January 28, 2016

BCP - What we loved about The Rest of Us Just Live Here

This is a new feature here at Not-So Teen Reads!  Years ago my coworkers and I started a YA book club that meets semi-regularly throughout the year.  It’s really an excuse to take ourselves out to dinner and spend some time together, but over time we’ve gotten better about discussing the books we pick.  We try to shake up our usual reading patterns, so we’ll read any genre under the sun.  BCP stands for Book Club Pick (obviously) and I’m going to post our thoughts on the books we read.  This month’s read was the much-hyped The Rest Of Us Just Live Here by Patrick Ness.


Author: Patrick Ness
Pages: 352
Publisher: Walker Books
About: What if you aren't the Chosen One?

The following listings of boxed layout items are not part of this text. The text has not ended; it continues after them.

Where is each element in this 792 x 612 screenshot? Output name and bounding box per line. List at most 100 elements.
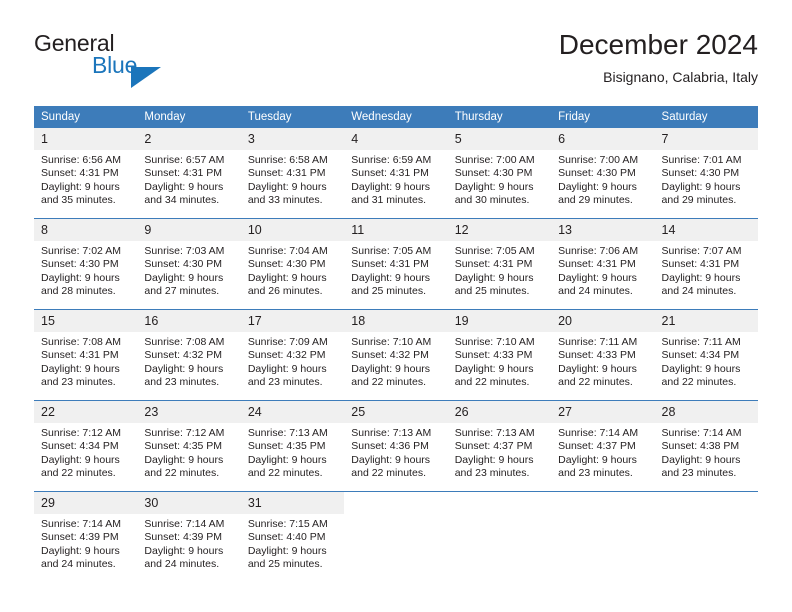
calendar-day-cell[interactable]: 15 Sunrise: 7:08 AM Sunset: 4:31 PM Dayligh… xyxy=(34,309,138,401)
sunrise-text: Sunrise: 7:04 AM xyxy=(247,245,328,257)
day-number: 26 xyxy=(447,401,552,423)
calendar-week-row: 22 Sunrise: 7:12 AM Sunset: 4:34 PM Dayligh… xyxy=(34,400,758,492)
day-sun-info: Sunrise: 7:11 AM Sunset: 4:33 PM Daylight:… xyxy=(551,332,654,390)
calendar-day-cell[interactable]: 7 Sunrise: 7:01 AM Sunset: 4:30 PM Daylight… xyxy=(654,128,758,219)
daylight-text-line2: and 23 minutes. xyxy=(661,467,737,480)
sunset-text: Sunset: 4:34 PM xyxy=(661,349,740,362)
day-sun-info xyxy=(344,514,447,518)
daylight-text-line2: and 34 minutes. xyxy=(144,194,220,207)
calendar-day-cell[interactable]: 30 Sunrise: 7:14 AM Sunset: 4:39 PM Dayligh… xyxy=(137,491,241,582)
calendar-day-cell[interactable]: 29 Sunrise: 7:14 AM Sunset: 4:39 PM Dayligh… xyxy=(34,491,138,582)
sunrise-text: Sunrise: 7:02 AM xyxy=(41,245,121,257)
day-sun-info: Sunrise: 7:06 AM Sunset: 4:31 PM Daylight:… xyxy=(551,241,654,299)
calendar-day-cell[interactable]: 24 Sunrise: 7:13 AM Sunset: 4:35 PM Dayligh… xyxy=(240,400,345,492)
weekday-header-wednesday: Wednesday xyxy=(344,106,448,128)
day-number: 14 xyxy=(654,219,758,241)
calendar-day-cell[interactable]: 3 Sunrise: 6:58 AM Sunset: 4:31 PM Daylight… xyxy=(240,128,345,219)
calendar-day-cell[interactable]: 21 Sunrise: 7:11 AM Sunset: 4:34 PM Dayligh… xyxy=(654,309,758,401)
day-sun-info: Sunrise: 7:14 AM Sunset: 4:39 PM Daylight:… xyxy=(34,514,137,572)
daylight-text-line1: Daylight: 9 hours xyxy=(351,453,431,466)
calendar-day-cell[interactable]: 4 Sunrise: 6:59 AM Sunset: 4:31 PM Daylight… xyxy=(344,128,448,219)
sunset-text: Sunset: 4:31 PM xyxy=(351,258,429,271)
sunset-text: Sunset: 4:33 PM xyxy=(558,349,636,362)
daylight-text-line2: and 25 minutes. xyxy=(351,285,426,298)
day-number: 29 xyxy=(34,492,138,514)
day-sun-info: Sunrise: 7:13 AM Sunset: 4:35 PM Daylight:… xyxy=(241,423,344,481)
sunrise-text: Sunrise: 7:13 AM xyxy=(351,427,432,439)
day-cell-inner: 19 Sunrise: 7:10 AM Sunset: 4:33 PM Dayligh… xyxy=(447,310,552,400)
calendar-day-cell[interactable]: 8 Sunrise: 7:02 AM Sunset: 4:30 PM Daylight… xyxy=(34,218,138,310)
daylight-text-line2: and 22 minutes. xyxy=(247,467,323,480)
daylight-text-line2: and 23 minutes. xyxy=(558,467,633,480)
day-cell-inner: 21 Sunrise: 7:11 AM Sunset: 4:34 PM Dayligh… xyxy=(654,310,758,400)
calendar-day-cell[interactable]: 1 Sunrise: 6:56 AM Sunset: 4:31 PM Daylight… xyxy=(34,128,138,219)
day-cell-inner: 26 Sunrise: 7:13 AM Sunset: 4:37 PM Dayligh… xyxy=(447,401,552,491)
sunrise-text: Sunrise: 7:03 AM xyxy=(144,245,225,257)
day-sun-info: Sunrise: 7:03 AM Sunset: 4:30 PM Daylight:… xyxy=(137,241,240,299)
daylight-text-line1: Daylight: 9 hours xyxy=(41,180,120,193)
calendar-day-cell[interactable]: 26 Sunrise: 7:13 AM Sunset: 4:37 PM Dayligh… xyxy=(447,400,552,492)
sunset-text: Sunset: 4:32 PM xyxy=(144,349,223,362)
calendar-day-cell[interactable]: 28 Sunrise: 7:14 AM Sunset: 4:38 PM Dayligh… xyxy=(654,400,758,492)
sunset-text: Sunset: 4:31 PM xyxy=(144,167,223,180)
sunrise-text: Sunrise: 7:07 AM xyxy=(661,245,742,257)
day-cell-inner: 20 Sunrise: 7:11 AM Sunset: 4:33 PM Dayligh… xyxy=(551,310,655,400)
calendar-day-cell[interactable]: 25 Sunrise: 7:13 AM Sunset: 4:36 PM Dayligh… xyxy=(344,400,448,492)
calendar-day-cell[interactable]: 17 Sunrise: 7:09 AM Sunset: 4:32 PM Dayligh… xyxy=(240,309,345,401)
calendar-day-cell[interactable]: 27 Sunrise: 7:14 AM Sunset: 4:37 PM Dayligh… xyxy=(551,400,655,492)
day-number: 20 xyxy=(551,310,655,332)
calendar-day-cell[interactable]: 12 Sunrise: 7:05 AM Sunset: 4:31 PM Dayligh… xyxy=(447,218,552,310)
day-cell-inner: 4 Sunrise: 6:59 AM Sunset: 4:31 PM Daylight… xyxy=(344,128,448,218)
sunset-text: Sunset: 4:34 PM xyxy=(41,440,119,453)
calendar-day-cell-empty xyxy=(344,491,448,582)
sunrise-text: Sunrise: 7:00 AM xyxy=(558,154,639,166)
day-cell-inner: 11 Sunrise: 7:05 AM Sunset: 4:31 PM Dayligh… xyxy=(344,219,448,309)
day-cell-inner: 3 Sunrise: 6:58 AM Sunset: 4:31 PM Daylight… xyxy=(240,128,345,218)
calendar-day-cell[interactable]: 5 Sunrise: 7:00 AM Sunset: 4:30 PM Daylight… xyxy=(447,128,552,219)
day-number: 23 xyxy=(137,401,241,423)
calendar-day-cell[interactable]: 19 Sunrise: 7:10 AM Sunset: 4:33 PM Dayligh… xyxy=(447,309,552,401)
day-cell-inner: 27 Sunrise: 7:14 AM Sunset: 4:37 PM Dayligh… xyxy=(551,401,655,491)
day-cell-inner: 9 Sunrise: 7:03 AM Sunset: 4:30 PM Daylight… xyxy=(137,219,241,309)
brand-logo[interactable]: General Blue xyxy=(34,28,274,90)
calendar-day-cell[interactable]: 14 Sunrise: 7:07 AM Sunset: 4:31 PM Dayligh… xyxy=(654,218,758,310)
day-sun-info: Sunrise: 7:02 AM Sunset: 4:30 PM Daylight:… xyxy=(34,241,137,299)
brand-name-blue: Blue xyxy=(92,52,138,78)
day-sun-info: Sunrise: 7:14 AM Sunset: 4:39 PM Daylight:… xyxy=(137,514,240,572)
calendar-day-cell[interactable]: 18 Sunrise: 7:10 AM Sunset: 4:32 PM Dayligh… xyxy=(344,309,448,401)
calendar-day-cell[interactable]: 13 Sunrise: 7:06 AM Sunset: 4:31 PM Dayligh… xyxy=(551,218,655,310)
calendar-day-cell[interactable]: 16 Sunrise: 7:08 AM Sunset: 4:32 PM Dayligh… xyxy=(137,309,241,401)
daylight-text-line2: and 22 minutes. xyxy=(454,376,530,389)
day-number: 6 xyxy=(551,128,655,150)
page-header: General Blue December 2024 Bisignano, Ca… xyxy=(34,28,758,94)
day-sun-info: Sunrise: 7:11 AM Sunset: 4:34 PM Daylight:… xyxy=(655,332,758,390)
day-cell-inner: 14 Sunrise: 7:07 AM Sunset: 4:31 PM Dayligh… xyxy=(654,219,758,309)
calendar-day-cell[interactable]: 10 Sunrise: 7:04 AM Sunset: 4:30 PM Dayligh… xyxy=(240,218,345,310)
day-number: 30 xyxy=(137,492,241,514)
calendar-week-row: 15 Sunrise: 7:08 AM Sunset: 4:31 PM Dayligh… xyxy=(34,309,758,401)
sunset-text: Sunset: 4:30 PM xyxy=(454,167,533,180)
calendar-day-cell[interactable]: 31 Sunrise: 7:15 AM Sunset: 4:40 PM Dayligh… xyxy=(240,491,345,582)
day-cell-inner: 8 Sunrise: 7:02 AM Sunset: 4:30 PM Daylight… xyxy=(34,219,138,309)
day-number: 16 xyxy=(137,310,241,332)
day-sun-info: Sunrise: 7:08 AM Sunset: 4:31 PM Daylight:… xyxy=(34,332,137,390)
calendar-day-cell[interactable]: 11 Sunrise: 7:05 AM Sunset: 4:31 PM Dayligh… xyxy=(344,218,448,310)
calendar-day-cell[interactable]: 9 Sunrise: 7:03 AM Sunset: 4:30 PM Daylight… xyxy=(137,218,241,310)
calendar-day-cell[interactable]: 22 Sunrise: 7:12 AM Sunset: 4:34 PM Dayligh… xyxy=(34,400,138,492)
calendar-day-cell[interactable]: 23 Sunrise: 7:12 AM Sunset: 4:35 PM Dayligh… xyxy=(137,400,241,492)
sunset-text: Sunset: 4:30 PM xyxy=(661,167,740,180)
day-number: 15 xyxy=(34,310,138,332)
daylight-text-line1: Daylight: 9 hours xyxy=(661,362,741,375)
calendar-day-cell[interactable]: 6 Sunrise: 7:00 AM Sunset: 4:30 PM Daylight… xyxy=(551,128,655,219)
calendar-day-cell[interactable]: 2 Sunrise: 6:57 AM Sunset: 4:31 PM Daylight… xyxy=(137,128,241,219)
sunset-text: Sunset: 4:40 PM xyxy=(247,531,326,544)
day-number: 4 xyxy=(344,128,448,150)
day-number: 2 xyxy=(137,128,241,150)
day-cell-inner: 16 Sunrise: 7:08 AM Sunset: 4:32 PM Dayligh… xyxy=(137,310,241,400)
sunset-text: Sunset: 4:37 PM xyxy=(558,440,636,453)
title-block: December 2024 Bisignano, Calabria, Italy xyxy=(559,28,758,87)
daylight-text-line1: Daylight: 9 hours xyxy=(144,362,224,375)
sunrise-text: Sunrise: 7:13 AM xyxy=(454,427,535,439)
sunset-text: Sunset: 4:30 PM xyxy=(558,167,636,180)
calendar-day-cell[interactable]: 20 Sunrise: 7:11 AM Sunset: 4:33 PM Dayligh… xyxy=(551,309,655,401)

The one who’s supposed to fight the zombies, or the soul-eating ghosts, or whatever the heck this new thing is, with the blue lights and the death?What if you’re like Mikey? Who just wants to graduate and go to prom and maybe finally work up the courage to ask Henna out before someone goes and blows up the high school. Again.Because sometimes there are problems bigger than this week’s end of the world, and sometimes you just have to find the extraordinary in your ordinary life.Even if your best friend is worshipped by mountain lions.Award-winning writer Patrick Ness’s bold and irreverent novel powerfully reminds us that there are many different types of remarkable.





Me: 5 stars
B: 5 stars
E: 3 stars
Y: 2 stars

Mixed reviews from the club, which made the discussion a lot of fun.  I was initially going to give it four stars but when I sat and thought about it there was nothing I didn’t like about it.  My final hurdle for five star books is re-readability and I would gladly reread this one.





- The chapter bumpers:  It’s so cool that they tell the indie kid story, what would be the main plot of another book, in just a few short sentences at the beginning of every chapter and then we get to spend most of our time with the normal kids, who are just fighting the everyday good fight.

- The indie kid names: this got mixed reviews from our group.  Some of us felt they were confusing; I loved them with all of my being.  I thought it was hysterical that so many of them were named Finn.

- The family stuff: watching Mel, Mike, and Meredith take care of each other was one of my favorite parts of the story and the whole group agreed.

- Jared being part god, but it not being a big deal: He’s part cat god so all the cats flocked to him.  Cutest powers ever?

- That sometimes you and the best friend you’ve been in love with forever just don’t work in the way you wanted to and that’s okay.  You move on from it and no one is mortified and you’re actually a little bit closer because you’ve faced these questions together and come out on the other side.  It doesn’t always have to be true luv 4 evah.

- That this book doesn’t feel heavy, even though there’s so much going on, which I guess is part of the point.  Everyone is living their own story, not just the heroes, and when you have groups of friends like this one, their lives are your lives too.  You have Mel’s eating problem, Henna’s not wanting to go to Africa with her parents,  Jared’s secretiveness, Meredith and the Bolts of Fire show, the new kid trying to join the group, Mike’s OCD, their mom running for office, their dad’s drinking, Mike’s relationship with Henna and how it’s changing, Mike’s relationship with Jared and how it’s changing, impending prom and graduation, but I never felt bogged down by it.

- The references to Chosen One YAs: Twilight, The Fault in Our Stars, etc.  So fun and done in a way that showed love for the genre.





“There’s nothing out here but woods and the huge great Mountain on the very near the horizon that’ll blow up one day and flatten everyone and everything in this part of the state.”

“'I wonder if realizing you’re not sure about stuff makes you a grown-up?'
'Lots of adults seem really sure about things.'
'Maybe they’re not grown-up either.'”

“And that was the end of our high school.  Which was only eight years old, because it had replaced the last one that had been blown up to destroy the soul-eating ghosts.  The circle of life, I guess.”

* * *

So that's it for the first installment of BCP.  Love it?  Hate it?  Let me know.  They probably won't be an every month thing, but as often as book club is able to meet there will be a post.